Later that year, he uncovered a site where lithium is illegal mined in Nigeria, with no oversight. His investigation traced and identified how a powerful Chinese-owned company that had been evading taxes and underreporting its activities is behind the operation. This report was cross-published by six different media outlets.

Following its publication, authorities and security agencies intervened and conducted a raid on the Kankafu village, where the illegal mining was taking place.

In 2024, he released a two-month-long investigation into how the electoral body in Kwara State suppressed voters and manipulated election results to favour the ruling All Progressives Congress (APC). He gathered evidence of several ‘electoral manipulations’ and documented discrepancies in the election results, as well as widespread disenfranchisement caused by shortages of electoral materials, despite billions of naira released for the election. The investigation also included exclusive footage showing officials tampering with thumb-printed ballot papers.
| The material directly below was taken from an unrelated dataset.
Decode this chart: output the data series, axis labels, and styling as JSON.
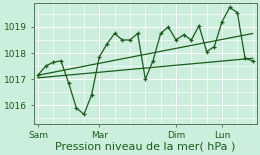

After the report was published, the opposition Peoples Democratic Party (PDP), citing the videos and documentary evidence from the investigation, held a press conference to reject the election results and vowed to challenge them in court. The chairman of the electoral body was also dragged to the Economic and Financial Crimes Commission (EFCC) by an independent organization to account for the N1.5 billion the report revealed he had spent.

== Legal challenges ==
In the wake of several investigative reports exposing corruption at the state-owned Kwara State Polytechnic, Ayatullahi, along with one of his reporters, was arrested by the Nigerian Police. They were later released following pressure from various international and local organizations, such as the Committee to Protect Journalists (CPJ), International Press Institute (IPI), Media Foundation for West Africa (MFWA), Coalition for Whistleblowers Protection and Press Freedom (CWPPF), and Socio-Economic Rights and Accountability Project (SERAP), among several others, who condemned the arrest.

The case was eventually brought before a court. The prosecutor however, failed to present evidence to support the defamation case, and the charges were dismissed.

Meanwhile, several individuals at the Polytechnic were subsequently either demoted or dismissed as a result of the findings.

== Membership ==
In 2023, he joined the France-based Forbidden Stories’s SafeBox Network, a platform where some of the world’s most threatened journalists are securing their sensitive information.

He is also a member of the Association of Kwara Online Media Practitioners, a body for journalists based in Nigeria’s North Central Kwara State.